興福寺板彫十二神将像 製作年代確定:奈文研 |
奈文研、学術裏付け
奈良市の興福寺に伝わる国宝・板彫十二神将像の年輪年代を奈良文化財研究所が測定した。最も新しい年代が測定されたのは波夷羅大将像の965年で、削られた部分を含めると、伐採の上限は11世紀初め〜中ごろと分かった。表現様式に基づく学説を裏付けた。伐折羅大将像と真達羅大将像は風じ木で作られた兄弟神将だった。
十二神将像はヒノキの板に浮き彫りされ、一体の高さが約0.9〜1m。東金堂の本尊の台座を飾ったと考えられている。
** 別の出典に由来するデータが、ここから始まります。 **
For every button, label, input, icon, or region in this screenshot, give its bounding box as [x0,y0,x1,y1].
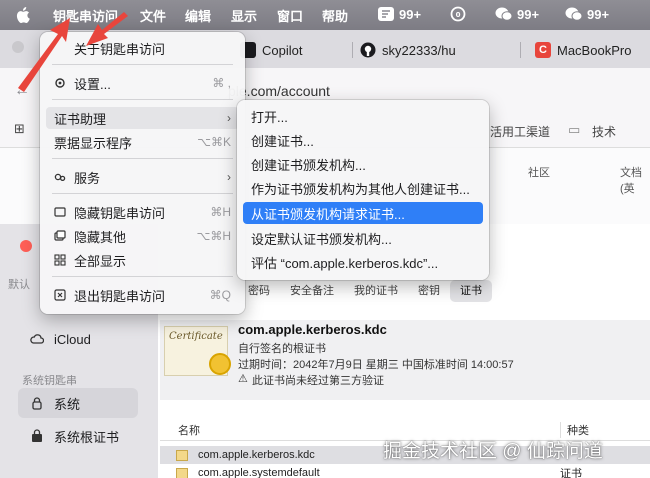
annotation-arrows [18,12,128,92]
watermark: 掘金技术社区 @ 仙踪问道 [383,441,603,462]
annotation-arrow [86,12,128,46]
annotation-arrow [18,18,70,92]
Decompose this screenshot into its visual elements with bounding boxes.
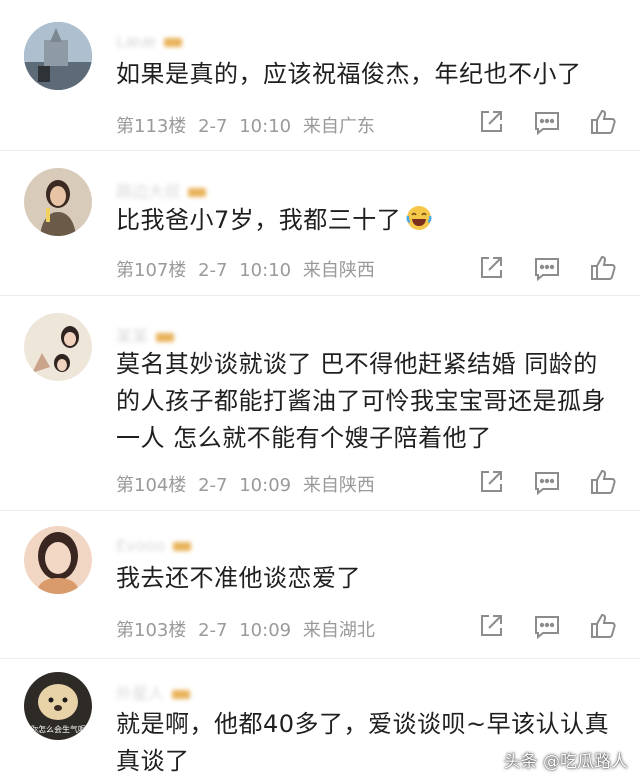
username[interactable]: 外星人 xyxy=(116,680,191,703)
comment-meta: 第103楼 2-7 10:09 来自湖北 xyxy=(116,616,375,642)
thumbs-up-icon[interactable] xyxy=(588,467,618,497)
username[interactable]: Lææ xyxy=(116,32,183,51)
comment-icon[interactable] xyxy=(532,611,562,641)
comment-meta: 第104楼 2-7 10:09 来自陕西 xyxy=(116,471,375,497)
avatar[interactable] xyxy=(24,22,92,90)
comment-text: 如果是真的，应该祝福俊杰，年纪也不小了 xyxy=(116,60,582,88)
comment-actions xyxy=(476,107,626,137)
comment-meta: 第107楼 2-7 10:10 来自陕西 xyxy=(116,256,375,282)
thumbs-up-icon[interactable] xyxy=(588,611,618,641)
watermark: 头条 @吃瓜路人 xyxy=(503,752,628,772)
thumbs-up-icon[interactable] xyxy=(588,253,618,283)
comment-actions xyxy=(476,467,626,497)
comment-meta: 第113楼 2-7 10:10 来自广东 xyxy=(116,112,375,138)
username[interactable]: 路边大叔 xyxy=(116,178,207,201)
comment-time: 10:10 xyxy=(239,260,292,281)
avatar[interactable]: 你怎么会生气呢 xyxy=(24,672,92,740)
user-badge xyxy=(172,690,191,699)
comment-text: 我去还不准他谈恋爱了 xyxy=(116,564,361,592)
floor-number: 第103楼 xyxy=(116,620,187,641)
comment-date: 2-7 xyxy=(198,475,228,496)
comment-time: 10:10 xyxy=(239,116,292,137)
share-icon[interactable] xyxy=(476,467,506,497)
comment-text: 莫名其妙谈就谈了 巴不得他赶紧结婚 同龄的的人孩子都能打酱油了可怜我宝宝哥还是孤… xyxy=(116,350,606,452)
comment-location: 来自湖北 xyxy=(302,620,375,641)
floor-number: 第113楼 xyxy=(116,116,187,137)
comment-location: 来自广东 xyxy=(302,116,375,137)
comment-time: 10:09 xyxy=(239,620,292,641)
comment-text: 比我爸小7岁，我都三十了 xyxy=(116,202,616,239)
user-badge xyxy=(188,188,207,197)
comment-actions xyxy=(476,253,626,283)
share-icon[interactable] xyxy=(476,611,506,641)
user-badge xyxy=(172,542,191,551)
comment-item: Lææ 如果是真的，应该祝福俊杰，年纪也不小了 第113楼 2-7 10:10 … xyxy=(0,0,640,150)
laughing-tears-emoji xyxy=(405,204,433,232)
comment-icon[interactable] xyxy=(532,467,562,497)
comment-date: 2-7 xyxy=(198,620,228,641)
share-icon[interactable] xyxy=(476,107,506,137)
thumbs-up-icon[interactable] xyxy=(588,107,618,137)
user-badge xyxy=(156,333,175,342)
comment-actions xyxy=(476,611,626,641)
comment-location: 来自陕西 xyxy=(302,475,375,496)
comment-icon[interactable] xyxy=(532,253,562,283)
comment-location: 来自陕西 xyxy=(302,260,375,281)
comment-icon[interactable] xyxy=(532,107,562,137)
comment-item: 某某 莫名其妙谈就谈了 巴不得他赶紧结婚 同龄的的人孩子都能打酱油了可怜我宝宝哥… xyxy=(0,295,640,510)
comment-date: 2-7 xyxy=(198,260,228,281)
floor-number: 第104楼 xyxy=(116,475,187,496)
share-icon[interactable] xyxy=(476,253,506,283)
avatar-caption: 你怎么会生气呢 xyxy=(30,724,86,734)
comment-item: Evooo 我去还不准他谈恋爱了 第103楼 2-7 10:09 来自湖北 xyxy=(0,510,640,658)
comment-item: 路边大叔 比我爸小7岁，我都三十了 第107楼 2-7 10:10 来自陕西 xyxy=(0,150,640,295)
user-badge xyxy=(164,38,183,47)
username[interactable]: 某某 xyxy=(116,323,175,346)
avatar[interactable] xyxy=(24,313,92,381)
floor-number: 第107楼 xyxy=(116,260,187,281)
avatar[interactable] xyxy=(24,526,92,594)
comment-time: 10:09 xyxy=(239,475,292,496)
avatar[interactable] xyxy=(24,168,92,236)
comment-date: 2-7 xyxy=(198,116,228,137)
username[interactable]: Evooo xyxy=(116,536,191,555)
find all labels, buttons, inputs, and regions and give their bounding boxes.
彩色が落ちて肉眼でも年輪が見える状態で、材木の面取りが測定に適した六体を選択。同研究所の光谷拓実・年代学研究室長らがデジタルカメラの画像をもとに計測した。
いずれも心材で、樹皮に近い辺材は使われていなかった。波夷羅大将像の年輪年代は965年と測定され、一般的なヒノキの辺材幅や削られた心材部を加えると11世紀初めから中ごろの伐採と推定できる。
【同木の〝兄弟大将〟も】 伐折羅大将像と真達羅大将像は年輪のパターンが同じだったことから、一木の兄弟神将と判明した。
板彫十二神将像は、彫刻の様式などから11世紀の制作と考えられてきた。